Comment 31 David Yonge-Mallo 2010-04-22 06:08:23 PDT
(In reply to comment #29)
> This test mostly has larger fonts, and it
> removed the textarea from the tests, since I could not determine what that was
> testing before.

Hi, Joseph.  Thanks for continuing this for me.  I don't have access to the Mac on which I had originally generated the output files any more.  The textarea was testing whether the ZWJ/ZWNJ characters were being displayed in an edit area or not.  The control character glyphs should clearly not be displayed in a "display" environment, but there is some disagreement as to whether control characters ought to be displayed in an "edit" environment, and also how to indicate to the browser to turn on or force their display.  I e-mailed several people about this, but this was never resolved.  I think it makes sense for glyphs to be displayed in "edit mode" (since otherwise how would one know if one has typed, e.g., an invisible zero-width character?), but I was not able to find any standards or documentation that defines when this should happen.  If such a standard does not exist, one ought to be made.
Comment 32 Joseph Pecoraro 2010-04-22 08:16:07 PDT
(In reply to comment #31)
> The control character glyphs should clearly not be displayed in a
> "display" environment, but there is some disagreement as to whether control
> characters ought to be displayed in an "edit" environment, and also how to
> indicate to the browser to turn on or force their display.  I e-mailed several
> people about this, but this was never resolved.  I think it makes sense for
> glyphs to be displayed in "edit mode" (since otherwise how would one know if
> one has typed, e.g., an invisible zero-width character?), but I was not able to
> find any standards or documentation that defines when this should happen.  If
> such a standard does not exist, one ought to be made.

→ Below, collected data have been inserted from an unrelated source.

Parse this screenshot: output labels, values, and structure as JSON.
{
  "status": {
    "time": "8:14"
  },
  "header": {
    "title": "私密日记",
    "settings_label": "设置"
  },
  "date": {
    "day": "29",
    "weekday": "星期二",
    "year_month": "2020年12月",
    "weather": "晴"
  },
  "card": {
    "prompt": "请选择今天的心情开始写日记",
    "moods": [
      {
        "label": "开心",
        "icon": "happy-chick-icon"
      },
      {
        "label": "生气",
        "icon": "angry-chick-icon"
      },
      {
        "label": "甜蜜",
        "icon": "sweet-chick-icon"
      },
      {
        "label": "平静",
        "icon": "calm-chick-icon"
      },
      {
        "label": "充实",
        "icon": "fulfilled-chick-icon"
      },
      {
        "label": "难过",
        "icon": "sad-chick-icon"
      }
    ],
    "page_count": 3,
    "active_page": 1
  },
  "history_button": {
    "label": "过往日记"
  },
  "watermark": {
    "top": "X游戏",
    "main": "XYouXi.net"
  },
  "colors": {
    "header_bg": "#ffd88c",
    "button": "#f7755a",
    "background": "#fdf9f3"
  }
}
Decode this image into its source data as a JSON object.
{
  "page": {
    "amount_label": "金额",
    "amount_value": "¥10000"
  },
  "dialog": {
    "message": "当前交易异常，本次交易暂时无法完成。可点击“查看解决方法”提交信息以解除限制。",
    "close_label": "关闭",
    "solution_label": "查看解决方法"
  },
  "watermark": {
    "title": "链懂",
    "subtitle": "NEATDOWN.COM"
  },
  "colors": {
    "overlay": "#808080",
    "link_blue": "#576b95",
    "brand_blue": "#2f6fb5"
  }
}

I see. Thanks for the explanation!

I also don't really know what makes the most sense for these characters in an "edit mode" context.
Comment 33 Darin Adler 2010-04-22 17:38:22 PDT
While it seems fine to make these joining characters detectable in “edit mode”, I don’t think the right way to do it is to make them visible characters. The fact that characters are used to achieve the effect seems like an implementation detail to me, akin to displaying "<b>" instead of just showing bold text.